Alternative model is called “accidental influentials,” and has been introduced in mid-2000 by a network-theory scientist Duncan Watts. To describe it, Watts uses forest fire as an analogy: if there’s dry wood, lack of rain, density of trees and remoteness of the fire department, any spark will cause a fire. A fertile social context, and not any particular influencer or a celebrity, that starts a trend. Ideas and products become popular because they capture the cultural moment and our imagination. Examples are the success of Harry’s and Dollar Shave Club, astrology, Mari Kondo, cronuts, ok boomer, Greta Thunberg, meditation, going analog, hypebeasts. To create the right mood, some brands have been creating and managing the already existing conversations in subcultures, focusing on one small core user group and making their experience intimate, curated, and exceptional. The activity of this small user group is then used as owned media and widely spread. This approach has been adopted by Patagonia, Tracksmith, Rapha, Glossier, or Outdoor Voices.
Third model of social influence is algorithmic personalization. TikTok, Netflix, or Spotify all use it to deliver content that we are going to like — and that we are going to like more of. These platforms themselves create popular trends, ideas, and aesthetics. Most popular songs on Spotify all bring their thunder in the first 30 seconds, because that’s how long a song needs to be played for in order to count as a “listen.” Instagram aesthetic shapes design of fashion items, retail stores, hotel lobbies, and product packaging. TikTok’s “challenges,” where people are prompted to recreate specific dances or routines, seeped into our culture, where brands react to each others’ popular styles, and then reactions to reactions create trends (expect to see a lot more brands making Bottega Venetta’s cloud bag or Jacquemus’ le chiquito) and a lot more Hollywood franchises and sequels.
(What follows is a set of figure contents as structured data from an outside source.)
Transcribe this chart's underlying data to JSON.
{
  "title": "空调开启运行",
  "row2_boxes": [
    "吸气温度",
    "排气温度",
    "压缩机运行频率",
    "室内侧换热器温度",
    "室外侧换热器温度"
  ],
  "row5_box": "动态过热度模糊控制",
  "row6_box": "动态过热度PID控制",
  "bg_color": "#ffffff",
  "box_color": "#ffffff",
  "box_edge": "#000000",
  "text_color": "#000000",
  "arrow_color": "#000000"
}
Mimicry is elevated to the level of a trend. To know what’s in, we don’t need to follow anybody; we also don’t need to be susceptible to a social mood. Brands don’t need to hire an existing influencer or to tap into a sub-community. By following the platforms’ logic, they can exert their own social influence.
All three social influence models have a strategic role to play in our marketing plans. We can benefit dramatically from understanding the opportunities, limitations, and costs and benefits of each. Ideally, we can make them work together and amplify each other. When we don’t know what works, portfolio approach is our best bet.